Ce n'est pas souvent que le cinéma français nous offre une jolie comédie, à la fois fraîche et sympathique, sans aucune faute de goût ni franfreluches, qui réussit la prouesse de nous faire à la fois rire et réfléchir avec finesse d'un véritable problème de société... Son nom : Demandez la permission aux enfants.

Vous pensez donc bien que l'on n'allait pas manquer l'occasion de rencontrer l'équipe de ce film ensoleillé, Anne Parillaud, Pascal Légitimus & Eric Civanyan...

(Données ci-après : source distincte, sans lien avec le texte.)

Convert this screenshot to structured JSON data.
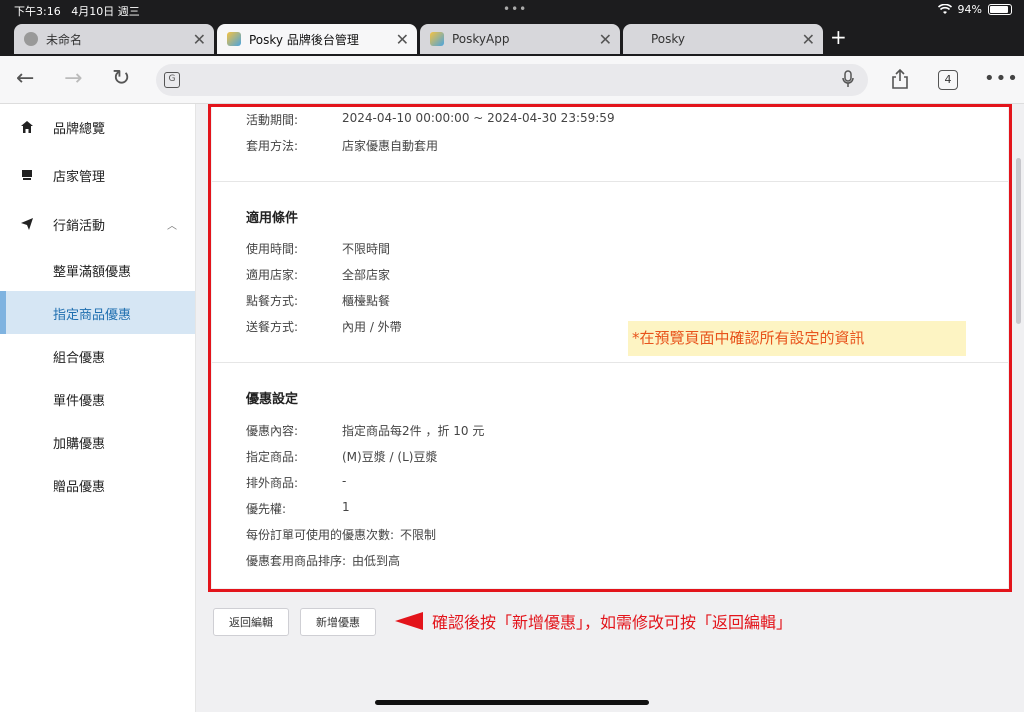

Anne Parillaud & Pascal Légitimus nous ont donné la permission !

Le sujet central du film reflète un vrai problème de société. Qu’en pensez-vous ?
Anne Parillaud : C’est effectivement un vrai problème de société, c’est donc important d’en parler, mais sur le thème de l’humour et de la comédie, sans que les gens se sentent critiqués. Il vaut mieux rire d’abord, pour réfléchir ensuite.

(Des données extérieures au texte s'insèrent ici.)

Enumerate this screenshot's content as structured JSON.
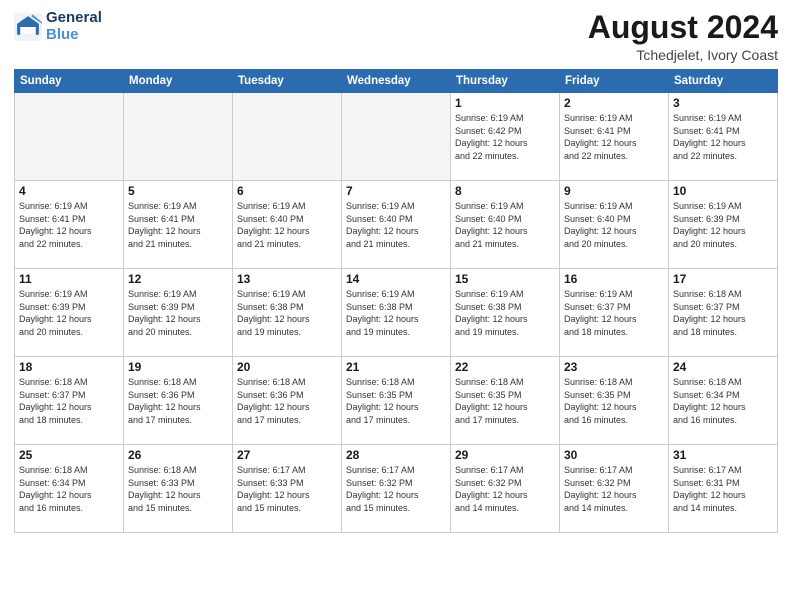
{
  "logo": {
    "line1": "General",
    "line2": "Blue"
  },
  "header": {
    "month": "August 2024",
    "location": "Tchedjelet, Ivory Coast"
  },
  "days_of_week": [
    "Sunday",
    "Monday",
    "Tuesday",
    "Wednesday",
    "Thursday",
    "Friday",
    "Saturday"
  ],
  "weeks": [
    [
      {
        "day": "",
        "detail": ""
      },
      {
        "day": "",
        "detail": ""
      },
      {
        "day": "",
        "detail": ""
      },
      {
        "day": "",
        "detail": ""
      },
      {
        "day": "1",
        "detail": "Sunrise: 6:19 AM\nSunset: 6:42 PM\nDaylight: 12 hours\nand 22 minutes."
      },
      {
        "day": "2",
        "detail": "Sunrise: 6:19 AM\nSunset: 6:41 PM\nDaylight: 12 hours\nand 22 minutes."
      },
      {
        "day": "3",
        "detail": "Sunrise: 6:19 AM\nSunset: 6:41 PM\nDaylight: 12 hours\nand 22 minutes."
      }
    ],
    [
      {
        "day": "4",
        "detail": "Sunrise: 6:19 AM\nSunset: 6:41 PM\nDaylight: 12 hours\nand 22 minutes."
      },
      {
        "day": "5",
        "detail": "Sunrise: 6:19 AM\nSunset: 6:41 PM\nDaylight: 12 hours\nand 21 minutes."
      },
      {
        "day": "6",
        "detail": "Sunrise: 6:19 AM\nSunset: 6:40 PM\nDaylight: 12 hours\nand 21 minutes."
      },
      {
        "day": "7",
        "detail": "Sunrise: 6:19 AM\nSunset: 6:40 PM\nDaylight: 12 hours\nand 21 minutes."
      },
      {
        "day": "8",
        "detail": "Sunrise: 6:19 AM\nSunset: 6:40 PM\nDaylight: 12 hours\nand 21 minutes."
      },
      {
        "day": "9",
        "detail": "Sunrise: 6:19 AM\nSunset: 6:40 PM\nDaylight: 12 hours\nand 20 minutes."
      },
      {
        "day": "10",
        "detail": "Sunrise: 6:19 AM\nSunset: 6:39 PM\nDaylight: 12 hours\nand 20 minutes."
      }
    ],
    [
      {
        "day": "11",
        "detail": "Sunrise: 6:19 AM\nSunset: 6:39 PM\nDaylight: 12 hours\nand 20 minutes."
      },
      {
        "day": "12",
        "detail": "Sunrise: 6:19 AM\nSunset: 6:39 PM\nDaylight: 12 hours\nand 20 minutes."
      },
      {
        "day": "13",
        "detail": "Sunrise: 6:19 AM\nSunset: 6:38 PM\nDaylight: 12 hours\nand 19 minutes."
      },
      {
        "day": "14",
        "detail": "Sunrise: 6:19 AM\nSunset: 6:38 PM\nDaylight: 12 hours\nand 19 minutes."
      },
      {
        "day": "15",
        "detail": "Sunrise: 6:19 AM\nSunset: 6:38 PM\nDaylight: 12 hours\nand 19 minutes."
      },
      {
        "day": "16",
        "detail": "Sunrise: 6:19 AM\nSunset: 6:37 PM\nDaylight: 12 hours\nand 18 minutes."
      },
      {
        "day": "17",
        "detail": "Sunrise: 6:18 AM\nSunset: 6:37 PM\nDaylight: 12 hours\nand 18 minutes."
      }
    ],
    [
      {
        "day": "18",
        "detail": "Sunrise: 6:18 AM\nSunset: 6:37 PM\nDaylight: 12 hours\nand 18 minutes."
      },
      {
        "day": "19",
        "detail": "Sunrise: 6:18 AM\nSunset: 6:36 PM\nDaylight: 12 hours\nand 17 minutes."
      },
      {
        "day": "20",
        "detail": "Sunrise: 6:18 AM\nSunset: 6:36 PM\nDaylight: 12 hours\nand 17 minutes."
      },
      {
        "day": "21",
        "detail": "Sunrise: 6:18 AM\nSunset: 6:35 PM\nDaylight: 12 hours\nand 17 minutes."
      },
      {
        "day": "22",
        "detail": "Sunrise: 6:18 AM\nSunset: 6:35 PM\nDaylight: 12 hours\nand 17 minutes."
      },
      {
        "day": "23",
        "detail": "Sunrise: 6:18 AM\nSunset: 6:35 PM\nDaylight: 12 hours\nand 16 minutes."
      },
      {
        "day": "24",
        "detail": "Sunrise: 6:18 AM\nSunset: 6:34 PM\nDaylight: 12 hours\nand 16 minutes."
      }
    ],
    [
      {
        "day": "25",
        "detail": "Sunrise: 6:18 AM\nSunset: 6:34 PM\nDaylight: 12 hours\nand 16 minutes."
      },
      {
        "day": "26",
        "detail": "Sunrise: 6:18 AM\nSunset: 6:33 PM\nDaylight: 12 hours\nand 15 minutes."
      },
      {
        "day": "27",
        "detail": "Sunrise: 6:17 AM\nSunset: 6:33 PM\nDaylight: 12 hours\nand 15 minutes."
      },
      {
        "day": "28",
        "detail": "Sunrise: 6:17 AM\nSunset: 6:32 PM\nDaylight: 12 hours\nand 15 minutes."
      },
      {
        "day": "29",
        "detail": "Sunrise: 6:17 AM\nSunset: 6:32 PM\nDaylight: 12 hours\nand 14 minutes."
      },
      {
        "day": "30",
        "detail": "Sunrise: 6:17 AM\nSunset: 6:32 PM\nDaylight: 12 hours\nand 14 minutes."
      },
      {
        "day": "31",
        "detail": "Sunrise: 6:17 AM\nSunset: 6:31 PM\nDaylight: 12 hours\nand 14 minutes."
      }
    ]
  ]
}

Anne, vous incarnez une mère fashion et un peu superficielle, quoique aimante... Que pensez-vous de ce type de mère ?
A.P. : C’est un vrai personnage de composition, car même si je suis mère de famille (j’ai trois enfants), je suis plutôt sévère car je pense que l’enfant existe et qu’il faut bien lui donner sa place dès le départ pour éviter justement qu’il n’en prenne une autre. Mais Anna, c’est aussi un personnage qui m’a touché : une mère qui reste extrêmement complice avec ses enfants, mais qui a un rapport de femme-enfant avec son mari, et qui donc régulièrement se repositionne comme la grande fille de la famille. C’est quelqu’un qui a une vision en dehors des formats, et c’est donc quelqu’un en qui je peux me retrouver parce que dès qu’il y a du décalage, c’est familier pour moi.

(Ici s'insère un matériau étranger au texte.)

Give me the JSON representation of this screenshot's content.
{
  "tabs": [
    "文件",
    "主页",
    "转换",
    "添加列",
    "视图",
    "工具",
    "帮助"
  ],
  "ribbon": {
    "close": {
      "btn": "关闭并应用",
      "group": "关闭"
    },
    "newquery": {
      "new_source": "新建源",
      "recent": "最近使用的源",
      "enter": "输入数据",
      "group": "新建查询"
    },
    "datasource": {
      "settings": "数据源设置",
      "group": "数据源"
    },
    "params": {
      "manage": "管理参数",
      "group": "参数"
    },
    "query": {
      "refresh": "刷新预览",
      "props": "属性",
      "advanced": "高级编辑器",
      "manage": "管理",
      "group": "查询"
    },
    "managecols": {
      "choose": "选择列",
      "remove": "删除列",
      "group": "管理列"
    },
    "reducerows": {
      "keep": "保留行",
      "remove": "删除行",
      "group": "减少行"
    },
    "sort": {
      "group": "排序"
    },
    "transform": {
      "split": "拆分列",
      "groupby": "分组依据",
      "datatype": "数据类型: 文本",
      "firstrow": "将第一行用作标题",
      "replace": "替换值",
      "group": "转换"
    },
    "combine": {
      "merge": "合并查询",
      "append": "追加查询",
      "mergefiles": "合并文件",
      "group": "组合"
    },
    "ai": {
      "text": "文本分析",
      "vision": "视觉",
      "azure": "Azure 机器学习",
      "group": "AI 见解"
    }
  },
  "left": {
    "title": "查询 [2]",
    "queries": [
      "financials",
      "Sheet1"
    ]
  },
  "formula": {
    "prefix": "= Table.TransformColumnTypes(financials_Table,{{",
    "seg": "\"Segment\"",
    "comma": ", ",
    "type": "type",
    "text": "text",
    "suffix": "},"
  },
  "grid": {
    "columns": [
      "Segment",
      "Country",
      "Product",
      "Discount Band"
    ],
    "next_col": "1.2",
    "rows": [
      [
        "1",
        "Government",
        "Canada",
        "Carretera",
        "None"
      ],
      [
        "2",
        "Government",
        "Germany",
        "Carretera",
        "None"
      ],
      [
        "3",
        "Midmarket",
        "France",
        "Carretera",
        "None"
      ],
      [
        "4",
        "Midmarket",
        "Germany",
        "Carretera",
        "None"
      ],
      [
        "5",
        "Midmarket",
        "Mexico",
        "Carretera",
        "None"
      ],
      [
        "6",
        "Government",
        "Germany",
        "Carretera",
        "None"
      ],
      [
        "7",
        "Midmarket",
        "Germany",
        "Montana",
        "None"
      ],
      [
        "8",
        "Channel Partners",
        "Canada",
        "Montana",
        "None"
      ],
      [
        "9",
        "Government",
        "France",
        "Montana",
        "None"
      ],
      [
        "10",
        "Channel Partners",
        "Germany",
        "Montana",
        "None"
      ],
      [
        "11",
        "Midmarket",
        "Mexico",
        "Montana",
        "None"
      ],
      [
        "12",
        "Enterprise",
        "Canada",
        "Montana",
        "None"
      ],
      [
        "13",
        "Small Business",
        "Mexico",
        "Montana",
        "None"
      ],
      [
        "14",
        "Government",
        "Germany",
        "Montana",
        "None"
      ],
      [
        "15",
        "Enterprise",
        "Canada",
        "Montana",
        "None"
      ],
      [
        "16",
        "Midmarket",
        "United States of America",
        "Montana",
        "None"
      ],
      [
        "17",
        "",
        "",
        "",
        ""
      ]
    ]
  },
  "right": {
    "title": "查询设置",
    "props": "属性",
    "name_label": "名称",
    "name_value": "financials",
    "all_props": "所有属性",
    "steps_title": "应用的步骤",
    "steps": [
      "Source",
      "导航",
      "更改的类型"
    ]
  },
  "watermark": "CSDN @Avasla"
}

Quant à vous Pascal, vous incarnez le second mari de Sandrine Bonnaire, un dessinateur de BD plutôt cool…
Pascal Légitimus : Oui. Mais en fait, je ne corresponds à aucun des modèles dans le film. Francis était pour moi un personnage de composition sauf dans l’émotion : ma mère est décédée quand j’avais quinze ans et une nouvelle femme est arrivée à la maison, que j’ai vue comme une étrangère. Je me suis donc un peu retrouvé dans la position de Lola.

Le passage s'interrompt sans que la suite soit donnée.